2.macimizin baslamasina 10 dak kala filan antrenörümüz takimi topladigi gibi gitti diger tarafa. bir isvicre dakikliginde baslayan bu mac benim icin ayri bir anlama sahipti, cünkü tatli danam, üstüne daha da bol gelen bir gri forma ve eldivenleriyle bu sefer kaleci olmustu. top rakip sahadayken yaptiklarini takip etseniz, sanki bahcede arkadaslarini bekliyor ya da birazdan bitecek bekleme cezasini cekiyor zannederdiniz. o kadar tatliydi ki. rammstein, teoman ya da baris manco'dan hangi sarkilari söyledigini bile tahmin edebiliyordum.
ben kendimi en kötüye hazirlamisken mac kaleye gelen 2 (iki) topu da basariyla kurtaran oglum sayesinde golsüz berabere bitti; toplardan biri geri pasti bu arada. ilk puanimizi almistik :)

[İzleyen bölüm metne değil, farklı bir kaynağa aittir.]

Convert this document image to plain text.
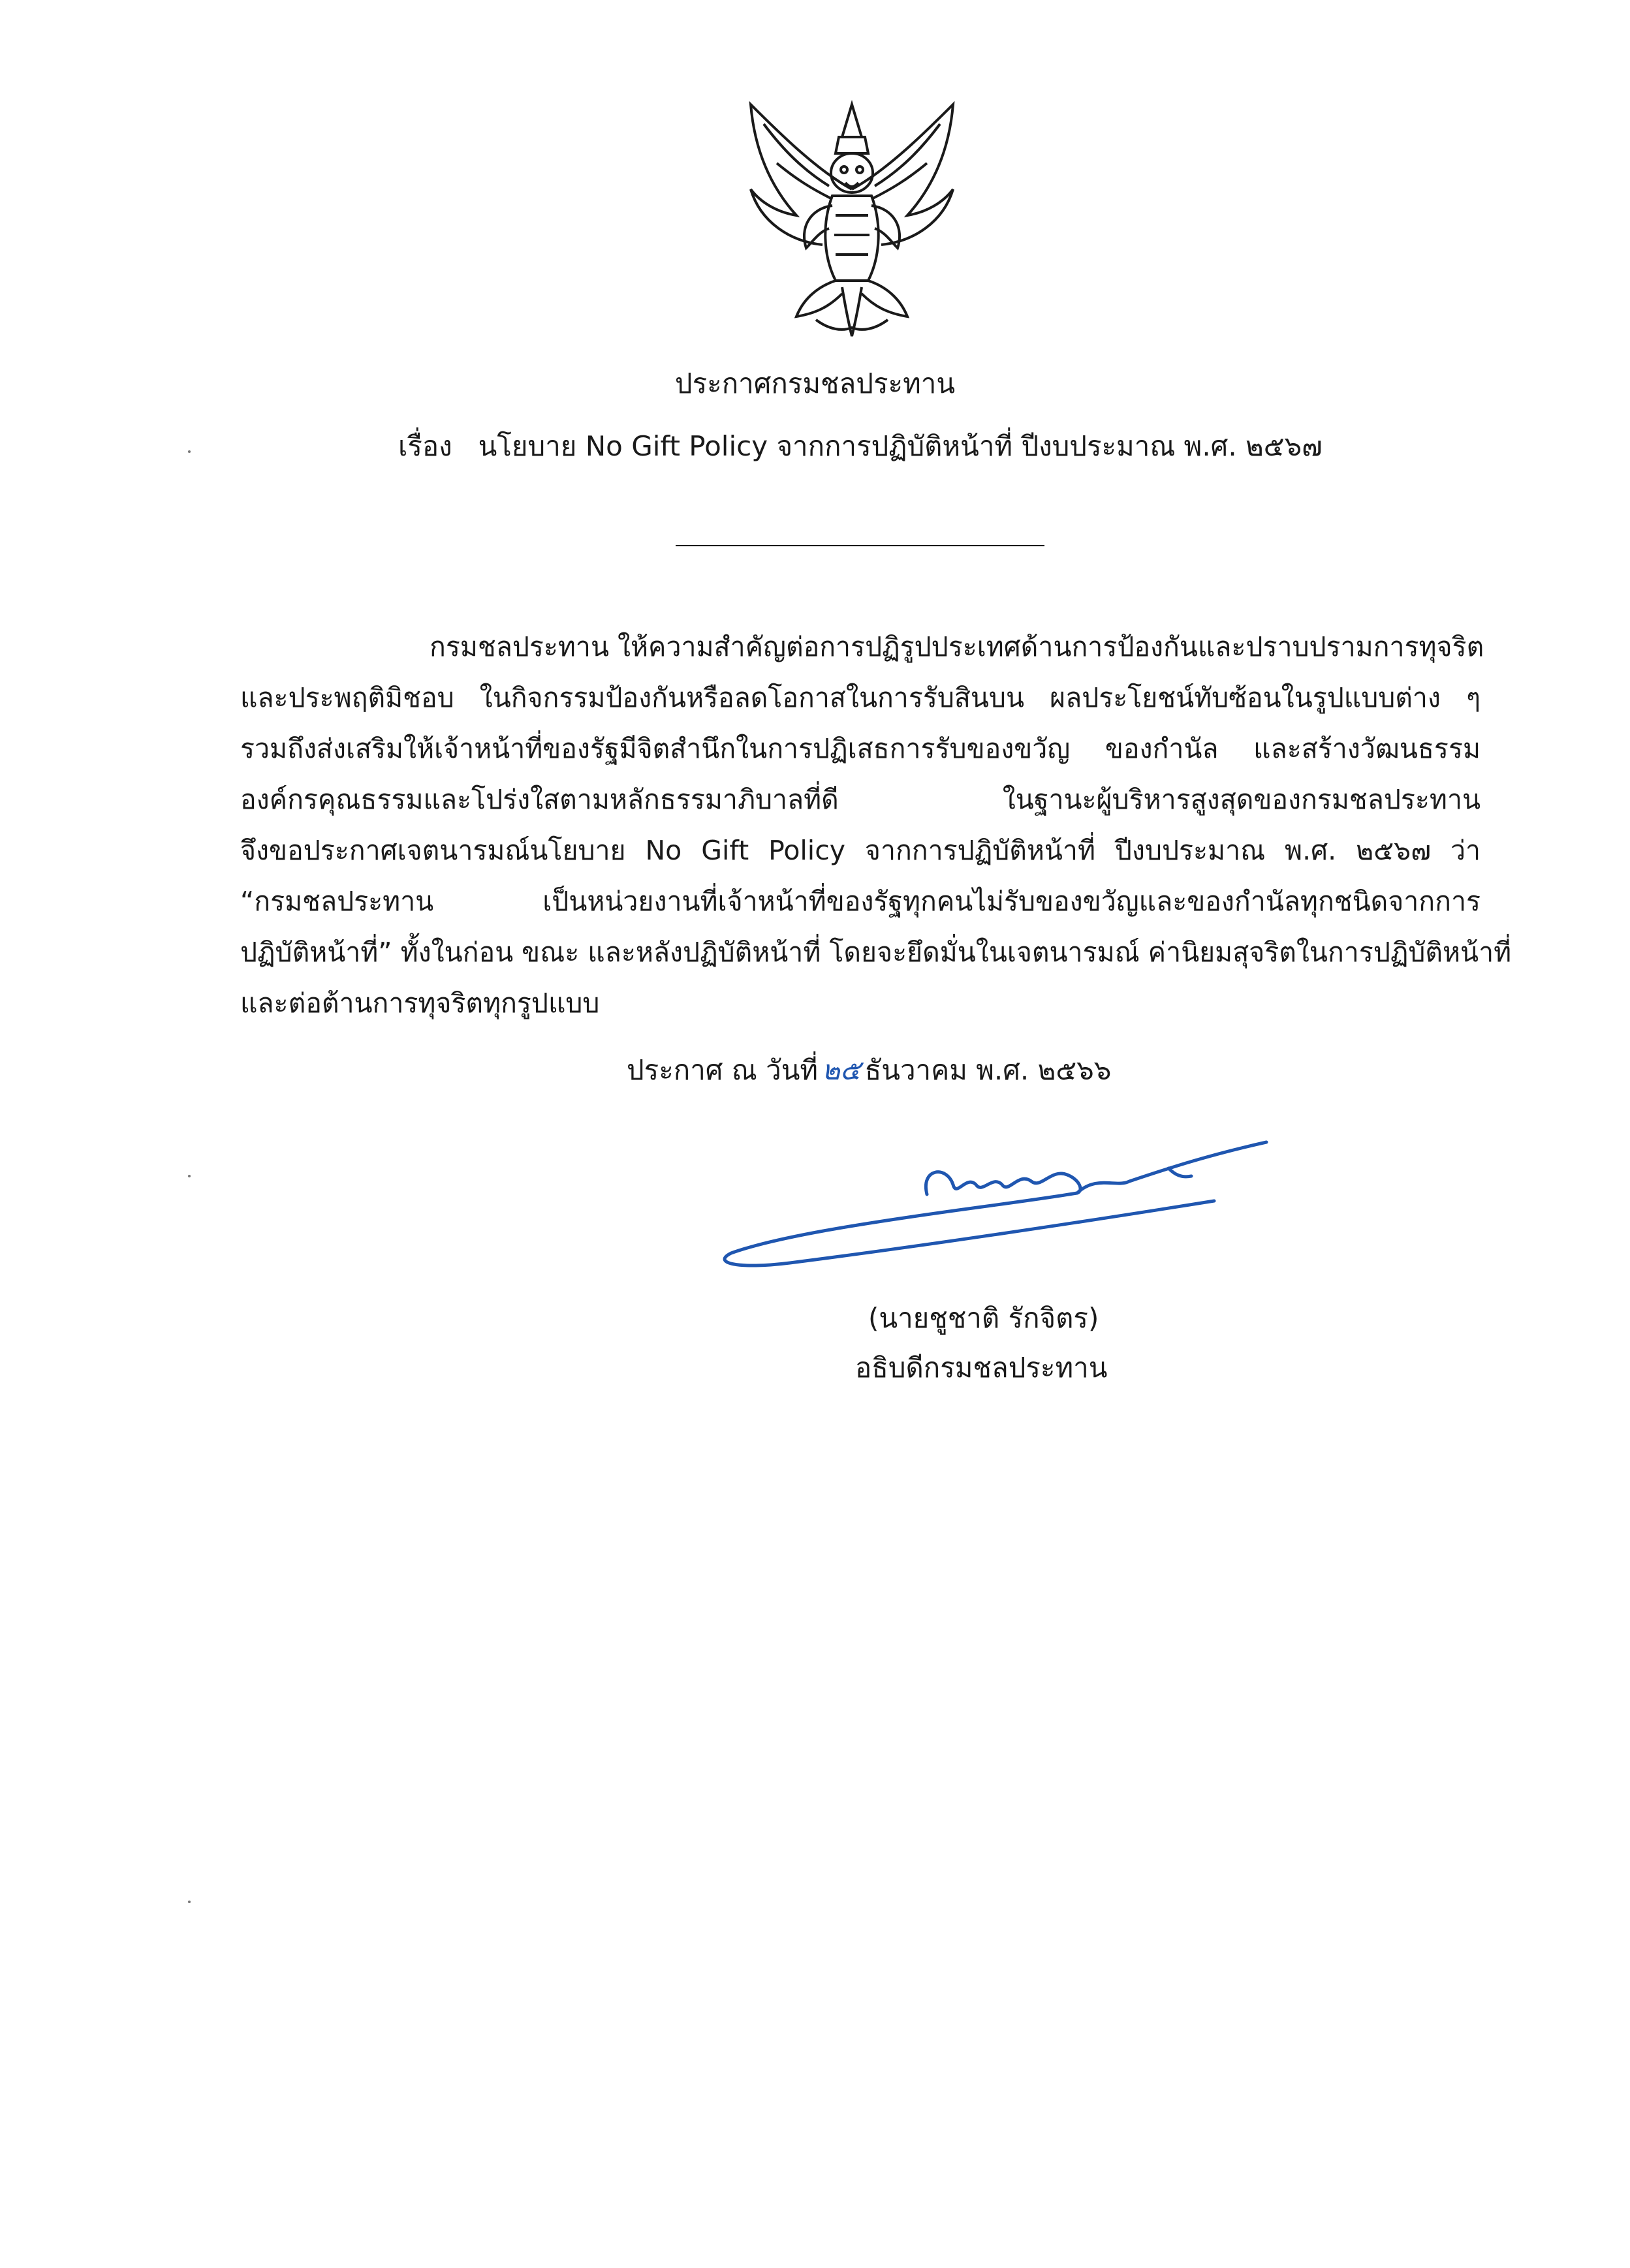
ประกาศกรมชลประทาน
เรื่อง นโยบาย No Gift Policy จากการปฏิบัติหน้าที่ ปีงบประมาณ พ.ศ. ๒๕๖๗
กรมชลประทาน ให้ความสำคัญต่อการปฏิรูปประเทศด้านการป้องกันและปราบปรามการทุจริต
และประพฤติมิชอบ ในกิจกรรมป้องกันหรือลดโอกาสในการรับสินบน ผลประโยชน์ทับซ้อนในรูปแบบต่าง ๆ
รวมถึงส่งเสริมให้เจ้าหน้าที่ของรัฐมีจิตสำนึกในการปฏิเสธการรับของขวัญ ของกำนัล และสร้างวัฒนธรรม
องค์กรคุณธรรมและโปร่งใสตามหลักธรรมาภิบาลที่ดี ในฐานะผู้บริหารสูงสุดของกรมชลประทาน
จึงขอประกาศเจตนารมณ์นโยบาย No Gift Policy จากการปฏิบัติหน้าที่ ปีงบประมาณ พ.ศ. ๒๕๖๗ ว่า
“กรมชลประทาน เป็นหน่วยงานที่เจ้าหน้าที่ของรัฐทุกคนไม่รับของขวัญและของกำนัลทุกชนิดจากการ
ปฏิบัติหน้าที่” ทั้งในก่อน ขณะ และหลังปฏิบัติหน้าที่ โดยจะยึดมั่นในเจตนารมณ์ ค่านิยมสุจริตในการปฏิบัติหน้าที่
และต่อต้านการทุจริตทุกรูปแบบ
ประกาศ ณ วันที่ ๒๕ ธันวาคม พ.ศ. ๒๕๖๖
(นายชูชาติ รักจิตร)
อธิบดีกรมชลประทาน
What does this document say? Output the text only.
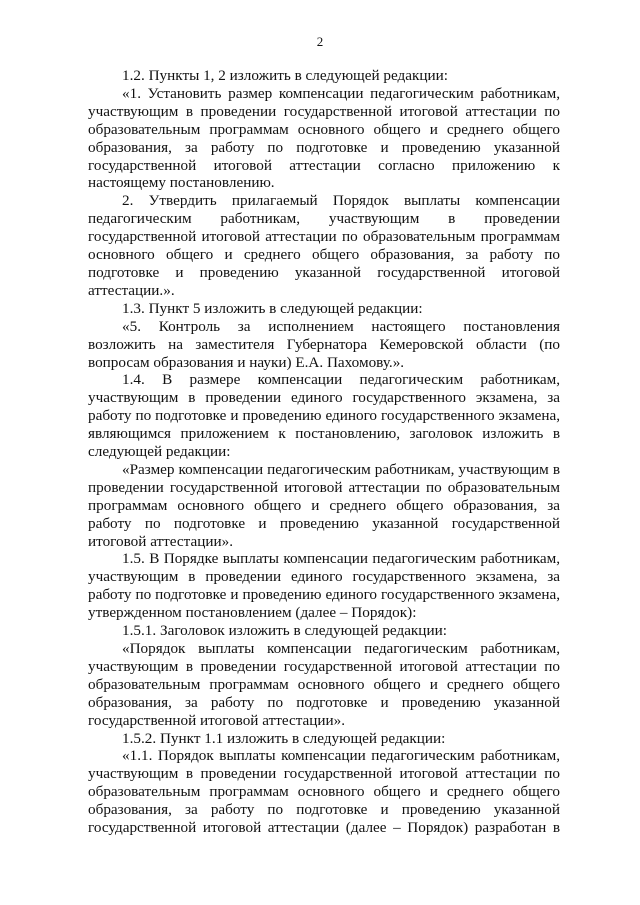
2

1.2. Пункты 1, 2 изложить в следующей редакции:

«1. Установить размер компенсации педагогическим работникам, участвующим в проведении государственной итоговой аттестации по образовательным программам основного общего и среднего общего образования, за работу по подготовке и проведению указанной государственной итоговой аттестации согласно приложению к настоящему постановлению.

2. Утвердить прилагаемый Порядок выплаты компенсации педагогическим работникам, участвующим в проведении государственной итоговой аттестации по образовательным программам основного общего и среднего общего образования, за работу по подготовке и проведению указанной государственной итоговой аттестации.».

1.3. Пункт 5 изложить в следующей редакции:

«5. Контроль за исполнением настоящего постановления возложить на заместителя Губернатора Кемеровской области (по вопросам образования и науки) Е.А. Пахомову.».

1.4. В размере компенсации педагогическим работникам, участвующим в проведении единого государственного экзамена, за работу по подготовке и проведению единого государственного экзамена, являющимся приложением к постановлению, заголовок изложить в следующей редакции:

«Размер компенсации педагогическим работникам, участвующим в проведении государственной итоговой аттестации по образовательным программам основного общего и среднего общего образования, за работу по подготовке и проведению указанной государственной итоговой аттестации».

1.5. В Порядке выплаты компенсации педагогическим работникам, участвующим в проведении единого государственного экзамена, за работу по подготовке и проведению единого государственного экзамена, утвержденном постановлением (далее – Порядок):

1.5.1. Заголовок изложить в следующей редакции:

«Порядок выплаты компенсации педагогическим работникам, участвующим в проведении государственной итоговой аттестации по образовательным программам основного общего и среднего общего образования, за работу по подготовке и проведению указанной государственной итоговой аттестации».

1.5.2. Пункт 1.1 изложить в следующей редакции:

«1.1. Порядок выплаты компенсации педагогическим работникам, участвующим в проведении государственной итоговой аттестации по образовательным программам основного общего и среднего общего образования, за работу по подготовке и проведению указанной государственной итоговой аттестации (далее – Порядок) разработан в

3.macimizdan önce solucanim yine yanima geldi; bu sefer 6 numara olmustu ve karni toktu. yine de enerjisini alsin diye bir buenoyu kalan sütle lüpletmesini saglamadim degil.
ve bu mac, hic bir seyin bitmeden, bitemeyecegini (efenim??) gösteren ilk macimiz olmustu ve belki bunda benim de katkim vardi. söyle ki: macin bitimine 3 dakika kala (ki bu normal insan macinda icin 27 dakika) bizimkiler 2-0 öne gecmislerdi. ve karsi takimda da bir isik görükmüyordu acikcasi. ben de -ne haddimeyse- "hadi oglum sen de cik ileri" diye bagirdim ogluma. ki kendisi geride oynamayi, gelen ataklari kesmeyi bir sekilde gol pesinde kosmaktan daha cok seviyor. belki de tembellikten bilemiyorum ama defansif oyuna daha yatkin bir karakteri var. neyse benim bu "aman o da ciksin gol atsin, motive olsun" bazli tavsiyemin etkisi var mi ögrenemiyecegim ama gercekten daha bir ilerde oynamaya ve geride bosluk birakmaya basladilar. bunun sonucu olarak mac 2-1e geldi 1 dakika (normal insan macinda 9 dakika) kala. tam böyle biter herhalde derken, 7sn kala bir gol daha yemesin mi bizim danalar? al sana kacan 2 puan...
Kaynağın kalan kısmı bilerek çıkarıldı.